Quotas are down across the board in Alaska and Canada, especially in Areas 3A and 4A. The quotas for Alaska are: Area 2C, Southeast Alaska, 3.41 million pounds, down 2.85%; Area 3A, Central Gulf of Alaska, 7.84 million pounds, down 17.91%; Area 3B, Western Gulf of Alaska, 3.09 million pounds, down 7.76%; Area 4A, Eastern Aleutians, 1.41 million pounds, down 19.89%; Area 4B, Western Aleutians, 1.22 million pounds, down 4.69%; and Area 4CDE, Bering Sea and Pribilof Islands, 2.02 million pounds, down 1.94%.
Area 2B, British Columbia, also took a hit, with a quota of 5.03 million pounds, down 11.75%.

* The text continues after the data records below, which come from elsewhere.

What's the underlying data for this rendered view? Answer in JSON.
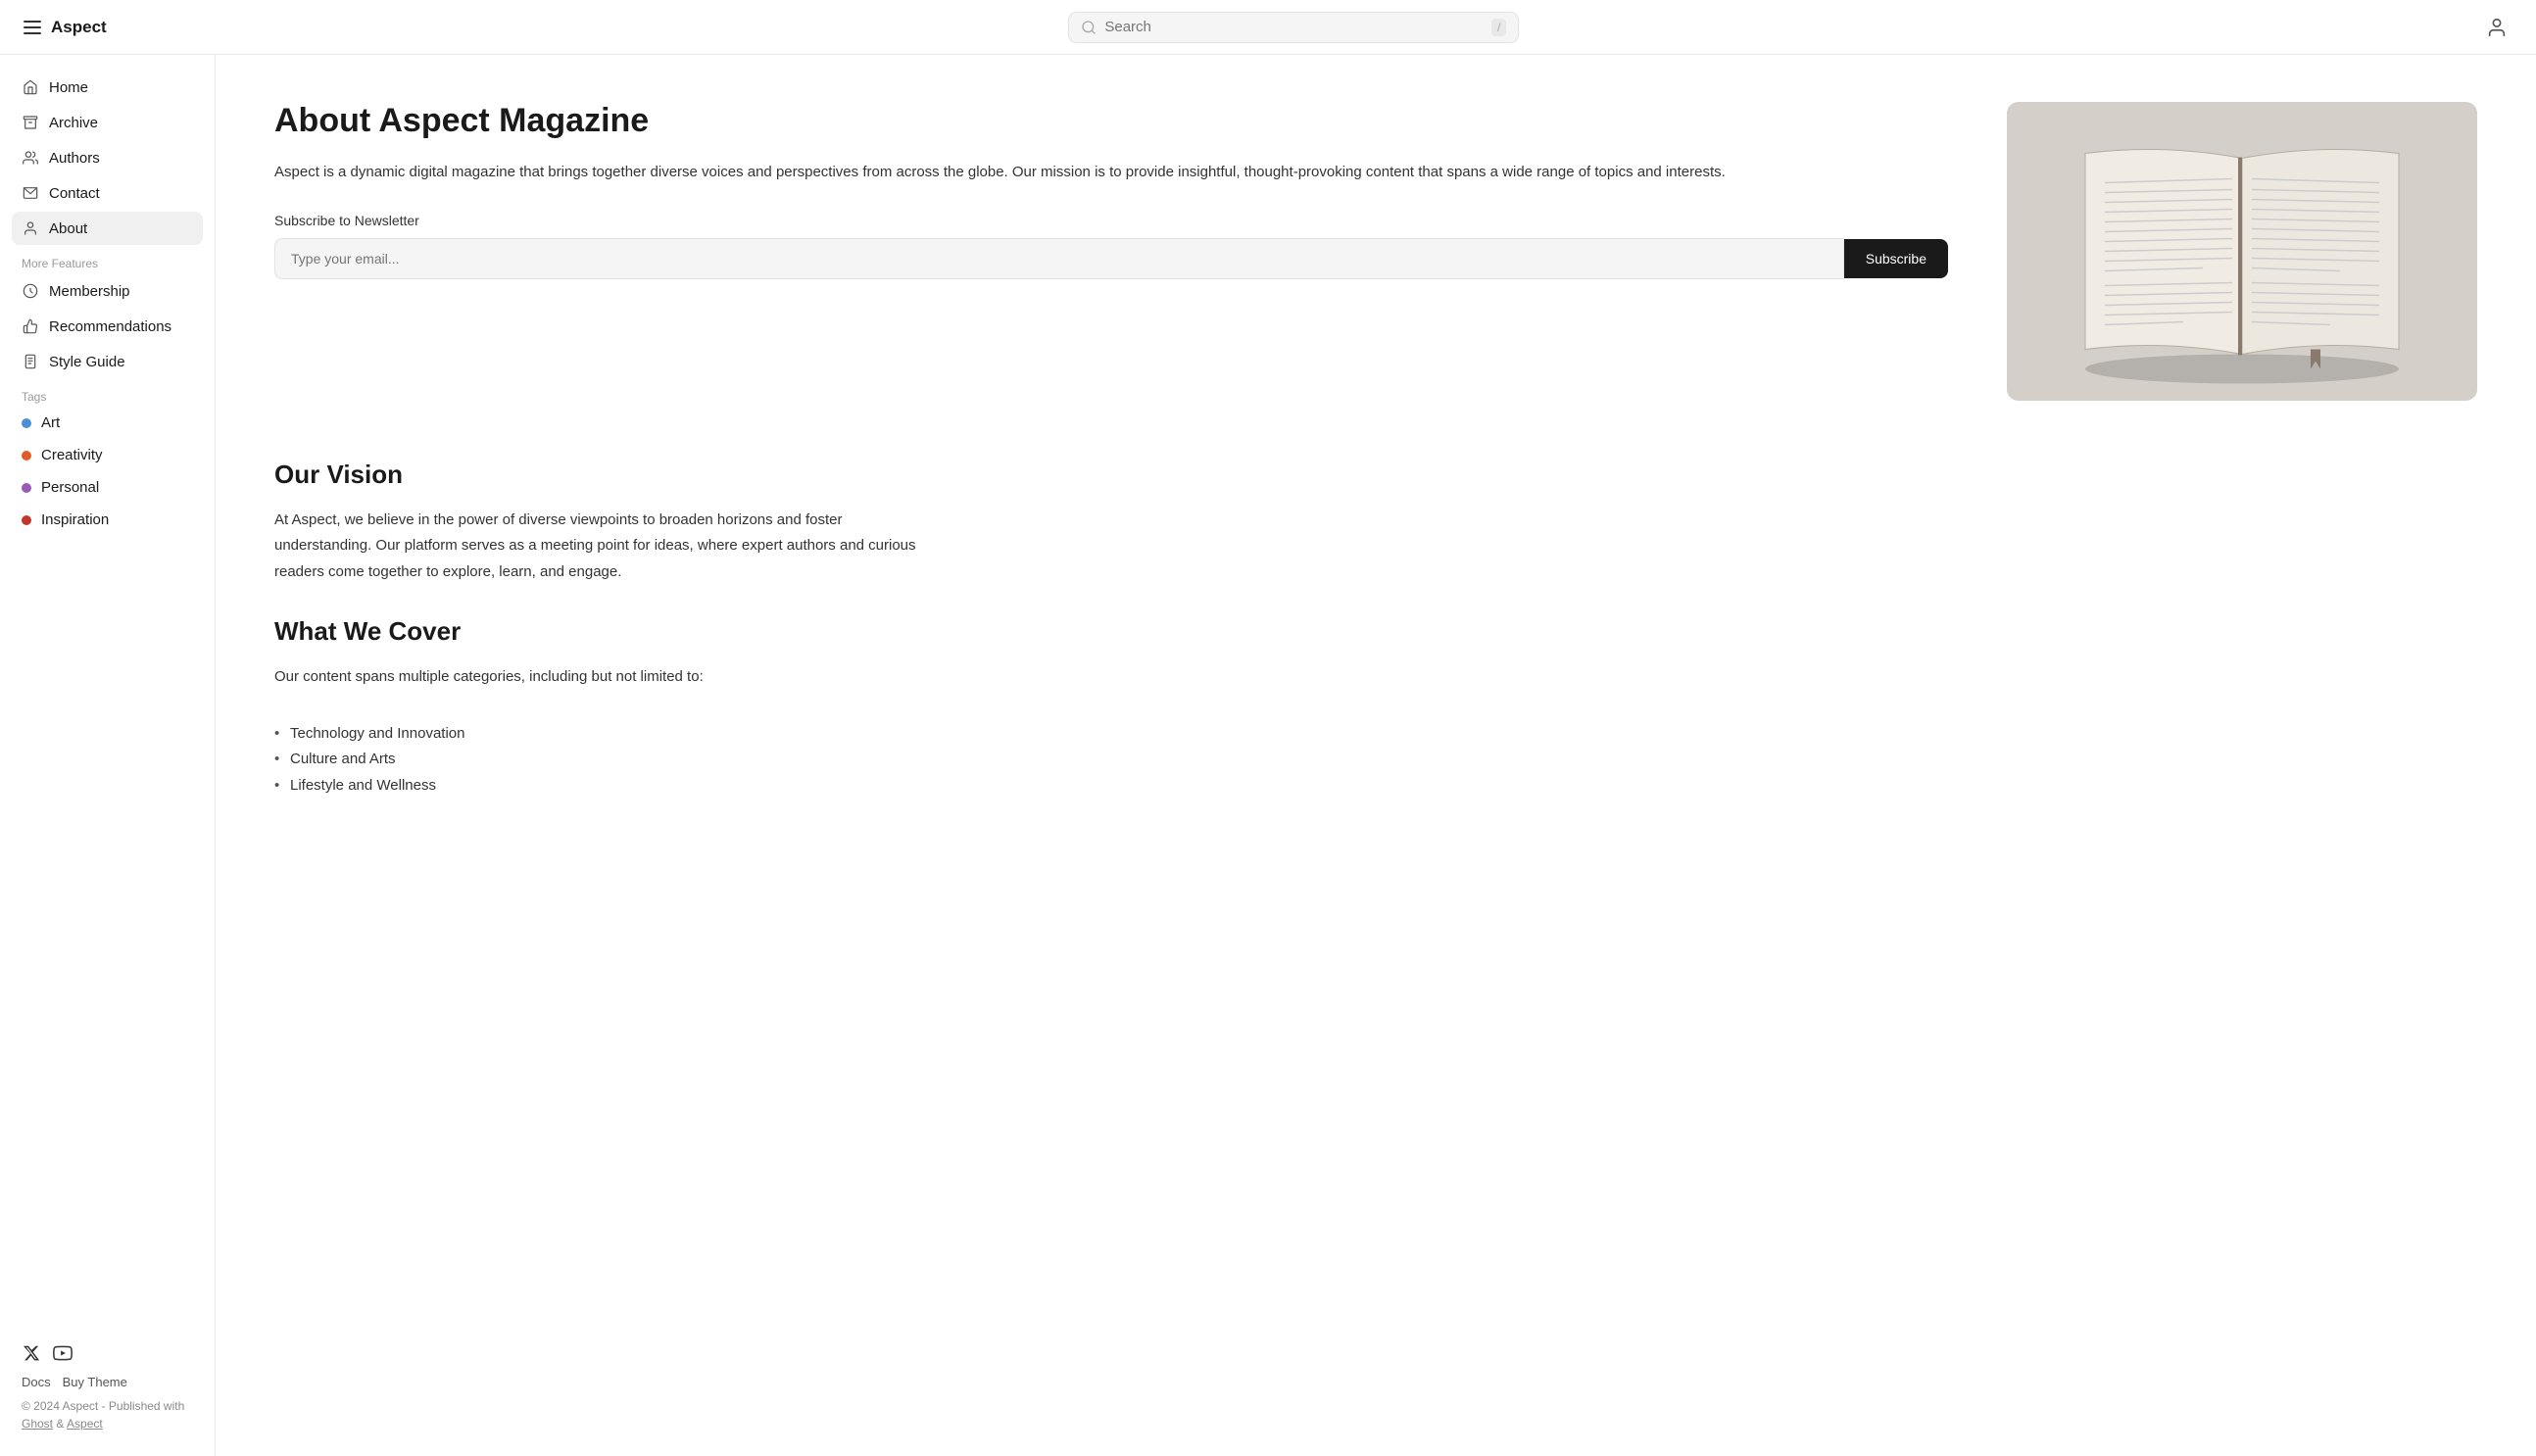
{
  "topbar": {
    "brand": "Aspect",
    "search_placeholder": "Search",
    "search_shortcut": "/"
  },
  "sidebar": {
    "nav_items": [
      {
        "id": "home",
        "label": "Home",
        "icon": "home-icon",
        "active": false
      },
      {
        "id": "archive",
        "label": "Archive",
        "icon": "archive-icon",
        "active": false
      },
      {
        "id": "authors",
        "label": "Authors",
        "icon": "authors-icon",
        "active": false
      },
      {
        "id": "contact",
        "label": "Contact",
        "icon": "contact-icon",
        "active": false
      },
      {
        "id": "about",
        "label": "About",
        "icon": "about-icon",
        "active": true
      }
    ],
    "more_features_label": "More Features",
    "more_items": [
      {
        "id": "membership",
        "label": "Membership",
        "icon": "membership-icon"
      },
      {
        "id": "recommendations",
        "label": "Recommendations",
        "icon": "recommendations-icon"
      },
      {
        "id": "style-guide",
        "label": "Style Guide",
        "icon": "style-guide-icon"
      }
    ],
    "tags_label": "Tags",
    "tags": [
      {
        "id": "art",
        "label": "Art",
        "color": "#4a90d9"
      },
      {
        "id": "creativity",
        "label": "Creativity",
        "color": "#e05c2a"
      },
      {
        "id": "personal",
        "label": "Personal",
        "color": "#9b59b6"
      },
      {
        "id": "inspiration",
        "label": "Inspiration",
        "color": "#c0392b"
      }
    ],
    "footer": {
      "docs_label": "Docs",
      "buy_theme_label": "Buy Theme",
      "copyright": "© 2024 Aspect - Published with",
      "ghost_label": "Ghost",
      "and_label": "&",
      "aspect_label": "Aspect"
    }
  },
  "main": {
    "title": "About Aspect Magazine",
    "description": "Aspect is a dynamic digital magazine that brings together diverse voices and perspectives from across the globe. Our mission is to provide insightful, thought-provoking content that spans a wide range of topics and interests.",
    "newsletter": {
      "label": "Subscribe to Newsletter",
      "placeholder": "Type your email...",
      "button_label": "Subscribe"
    },
    "vision": {
      "title": "Our Vision",
      "text": "At Aspect, we believe in the power of diverse viewpoints to broaden horizons and foster understanding. Our platform serves as a meeting point for ideas, where expert authors and curious readers come together to explore, learn, and engage."
    },
    "what_we_cover": {
      "title": "What We Cover",
      "intro": "Our content spans multiple categories, including but not limited to:",
      "items": [
        "Technology and Innovation",
        "Culture and Arts",
        "Lifestyle and Wellness"
      ]
    }
  }
}
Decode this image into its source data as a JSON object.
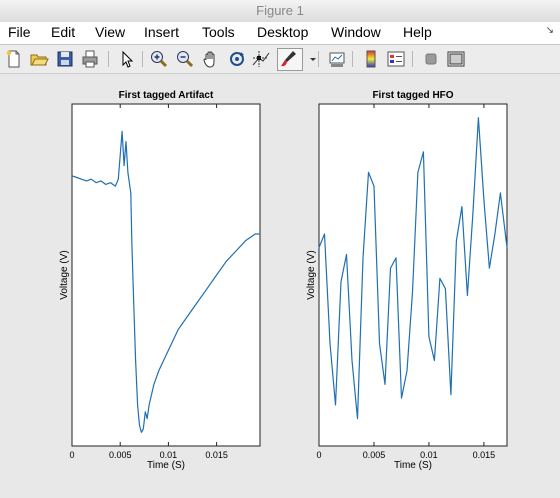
{
  "window": {
    "title": "Figure 1"
  },
  "menu": [
    "File",
    "Edit",
    "View",
    "Insert",
    "Tools",
    "Desktop",
    "Window",
    "Help"
  ],
  "toolbar_icons": [
    "new-figure-icon",
    "open-file-icon",
    "save-icon",
    "print-icon",
    "pointer-icon",
    "zoom-in-icon",
    "zoom-out-icon",
    "pan-hand-icon",
    "rotate-3d-icon",
    "data-cursor-icon",
    "brush-icon",
    "brush-dropdown-icon",
    "link-plot-icon",
    "colorbar-icon",
    "legend-icon",
    "hide-plot-tools-icon",
    "show-plot-tools-icon"
  ],
  "colors": {
    "line": "#1f6fb3",
    "axes_bg": "#ffffff",
    "figure_bg": "#e8e8e8"
  },
  "chart_data": [
    {
      "type": "line",
      "title": "First tagged Artifact",
      "xlabel": "Time (S)",
      "ylabel": "Voltage (V)",
      "xlim": [
        0,
        0.0195
      ],
      "ylim": [
        0,
        1
      ],
      "xticks": [
        0,
        0.005,
        0.01,
        0.015
      ],
      "xtick_labels": [
        "0",
        "0.005",
        "0.01",
        "0.015"
      ],
      "y_tick_labels_shown": false,
      "grid": false,
      "series": [
        {
          "x": [
            0,
            0.0005,
            0.001,
            0.0015,
            0.002,
            0.0025,
            0.003,
            0.0035,
            0.004,
            0.0045,
            0.0048,
            0.005,
            0.0052,
            0.0054,
            0.0056,
            0.0058,
            0.006,
            0.0061,
            0.0062,
            0.0064,
            0.0066,
            0.0068,
            0.007,
            0.0072,
            0.0074,
            0.0076,
            0.0078,
            0.008,
            0.0085,
            0.009,
            0.0095,
            0.01,
            0.011,
            0.012,
            0.013,
            0.014,
            0.015,
            0.016,
            0.017,
            0.018,
            0.019,
            0.0195
          ],
          "y": [
            0.79,
            0.785,
            0.78,
            0.775,
            0.78,
            0.77,
            0.775,
            0.765,
            0.77,
            0.76,
            0.78,
            0.85,
            0.92,
            0.82,
            0.89,
            0.8,
            0.76,
            0.74,
            0.6,
            0.42,
            0.25,
            0.12,
            0.06,
            0.04,
            0.05,
            0.1,
            0.08,
            0.12,
            0.18,
            0.22,
            0.25,
            0.28,
            0.34,
            0.38,
            0.42,
            0.46,
            0.5,
            0.54,
            0.57,
            0.6,
            0.62,
            0.62
          ]
        }
      ]
    },
    {
      "type": "line",
      "title": "First tagged HFO",
      "xlabel": "Time (S)",
      "ylabel": "Voltage (V)",
      "xlim": [
        0,
        0.0171
      ],
      "ylim": [
        0,
        1
      ],
      "xticks": [
        0,
        0.005,
        0.01,
        0.015
      ],
      "xtick_labels": [
        "0",
        "0.005",
        "0.01",
        "0.015"
      ],
      "y_tick_labels_shown": false,
      "grid": false,
      "series": [
        {
          "x": [
            0,
            0.0005,
            0.001,
            0.0015,
            0.002,
            0.0025,
            0.003,
            0.0035,
            0.004,
            0.0045,
            0.005,
            0.0055,
            0.006,
            0.0065,
            0.007,
            0.0075,
            0.008,
            0.0085,
            0.009,
            0.0095,
            0.01,
            0.0105,
            0.011,
            0.0115,
            0.012,
            0.0125,
            0.013,
            0.0135,
            0.014,
            0.0145,
            0.015,
            0.0155,
            0.016,
            0.0165,
            0.0171
          ],
          "y": [
            0.58,
            0.62,
            0.3,
            0.12,
            0.48,
            0.56,
            0.25,
            0.08,
            0.55,
            0.8,
            0.76,
            0.3,
            0.18,
            0.52,
            0.55,
            0.14,
            0.22,
            0.45,
            0.8,
            0.86,
            0.32,
            0.25,
            0.49,
            0.46,
            0.15,
            0.6,
            0.7,
            0.44,
            0.68,
            0.96,
            0.72,
            0.52,
            0.62,
            0.74,
            0.58
          ]
        }
      ]
    }
  ]
}
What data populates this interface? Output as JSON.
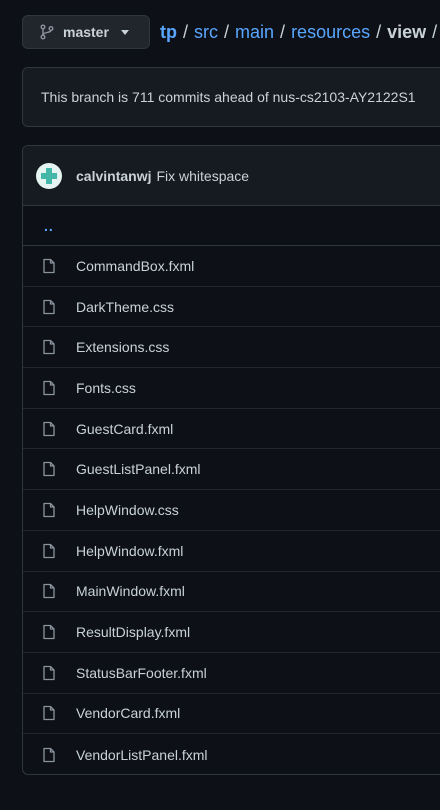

Area 2A, West Coast, was the only area to see an increase, with a quota of 880,000 pounds, up 2.33%.
Fishermen are becoming distrustful in the IPHC process, according to fisherman and fisheries advocate Buck Laukitis.
“The IPHC management process is more political than science-based,” he said via text. “Long-time fishermen and those interested in having something to catch a generation from now are losing confidence in an overly complicated and very political process.”
He urged long-time fishermen to look through their log books from 10-20 years ago and see what they were catching.
“It’s pathetic what they’re calling a ‘healthy stock.’ I think they’re betting on the come that some new year class is going to save the fishery,” Laukitis added, suggesting that high dock prices have kept most fishermen from questioning the management of the fishery.
Homer charter fishermen, who have bag and size limits, are also limited in how many days per week they can fish, and they lost several additional days. All Wednesdays have been closed to charter fishing for a few years, but last year only two Tuesdays were closed, and this season will see all Tuesdays between June 20 and Aug. 15 shut down.
Brian Ritchie, head of the Homer Charter Association, said that they supported the conservation measures in order to protect incoming recruitment to the coastwide stock. He acknowledged that the restrictions would have an impact on the entire community, but that “Analysis shows these measures provided a high likelihood of increased halibut abundance in near- and long-term projections.”
Ritchie also said that communicating with commercial fishermen in the area, especially the North Pacific Fisheries Association, was vital in the HCA’s advocacy for the lower harvest.
President of the NPFA Malcolm Milne agreed with Laukitis that politics has taken over the IPHC process, with Canada and the U.S. both having three votes, and it takes four to pass anything, which skews the politics.
“The negotiations between the U.S. and Canada overshadow the process. Canada insists on a higher percentage of the overall catch limit than the IPHC estimates show, leaving the U.S. regulatory areas to divide up what’s left in order to stick to a responsible harvest level,” Milne said. “Certain areas end up paying a disproportionate price to make up the difference.”
IPHC survey data shows that the three-year average of stock distribution shows that 12.1% of the stock are in Canadian waters, but Area 2B got 20% of the overall quota.